In turn, fires help promote eucalypt growth by spreading their seeds.
"Every time there's a fire goes through the amount of regeneration of the eucalypt is incredible," said Thomas Eveans.
"You've only got to look through the (destroyed) house over here and there are seedlings coming up in there all over the place, because the heat just disperses the seed far and wide."
Mr Eveans says without government intervention the trees will spread even further, creating a monoculture and setting a ticking time bomb that will grow even larger, lying in wait for the next firestorm.
He wants government to log and replant the State Conservation Area with less flammable trees.
He also blamed government for breaking a promise to cut back the woods to create 20 metre firebreak around the town. They never did it.
Long-time Torrington resident Richard Cork lives about half a kilometre outside Torrington proper, in a forest retreat surrounded on all sides by wrecked trees.

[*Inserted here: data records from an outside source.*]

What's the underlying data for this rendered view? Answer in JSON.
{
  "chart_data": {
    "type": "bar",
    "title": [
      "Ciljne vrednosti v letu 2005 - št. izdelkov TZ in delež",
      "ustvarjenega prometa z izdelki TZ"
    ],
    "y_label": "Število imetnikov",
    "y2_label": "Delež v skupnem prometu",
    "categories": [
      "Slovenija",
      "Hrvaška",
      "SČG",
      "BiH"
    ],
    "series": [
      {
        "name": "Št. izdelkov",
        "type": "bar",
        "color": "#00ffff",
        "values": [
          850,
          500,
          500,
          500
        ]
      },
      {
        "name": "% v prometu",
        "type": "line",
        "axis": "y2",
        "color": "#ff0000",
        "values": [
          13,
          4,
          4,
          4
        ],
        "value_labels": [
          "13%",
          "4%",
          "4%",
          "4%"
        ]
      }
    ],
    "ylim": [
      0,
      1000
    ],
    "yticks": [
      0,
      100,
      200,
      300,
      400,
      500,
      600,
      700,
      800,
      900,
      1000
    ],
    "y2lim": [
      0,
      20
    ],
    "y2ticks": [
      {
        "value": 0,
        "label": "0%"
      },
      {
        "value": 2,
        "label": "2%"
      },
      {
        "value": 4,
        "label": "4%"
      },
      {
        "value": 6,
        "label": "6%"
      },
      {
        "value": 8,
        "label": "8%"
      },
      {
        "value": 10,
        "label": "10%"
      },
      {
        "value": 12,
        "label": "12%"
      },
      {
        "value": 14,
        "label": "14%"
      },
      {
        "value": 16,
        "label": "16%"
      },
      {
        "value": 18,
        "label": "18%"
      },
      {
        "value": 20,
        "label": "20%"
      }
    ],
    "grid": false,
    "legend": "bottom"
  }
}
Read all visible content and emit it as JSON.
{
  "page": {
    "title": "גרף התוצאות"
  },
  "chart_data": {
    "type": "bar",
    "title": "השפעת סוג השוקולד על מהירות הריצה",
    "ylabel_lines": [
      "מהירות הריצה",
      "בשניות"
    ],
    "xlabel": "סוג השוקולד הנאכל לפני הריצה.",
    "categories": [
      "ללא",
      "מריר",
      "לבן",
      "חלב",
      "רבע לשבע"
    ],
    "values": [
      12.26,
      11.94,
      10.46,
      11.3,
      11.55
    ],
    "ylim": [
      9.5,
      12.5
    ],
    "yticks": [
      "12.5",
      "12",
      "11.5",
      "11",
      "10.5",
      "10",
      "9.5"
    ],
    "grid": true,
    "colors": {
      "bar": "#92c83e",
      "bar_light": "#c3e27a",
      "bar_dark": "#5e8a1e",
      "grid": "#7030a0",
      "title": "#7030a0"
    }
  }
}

His home was declared 'non defendable' by the RFS but he managed to save it nonetheless - but he lost one of his other two dwellings inside the village proper, and spent much of the day racing to defend other parts of Torrington.
He agreed that building proper fire breaks was the number one priority for the village, to protect them against the next blaze.
But even if the village is made safe, even after the scars have healed, the memories will live on, he said.
"I don't think any of us will ever feel safe. It's like every time we hear a helicopter now it's not about a joy flight, it's about - God where's the smoke coming from now."
The Department of Parks and Wildlife has been contacted for this story.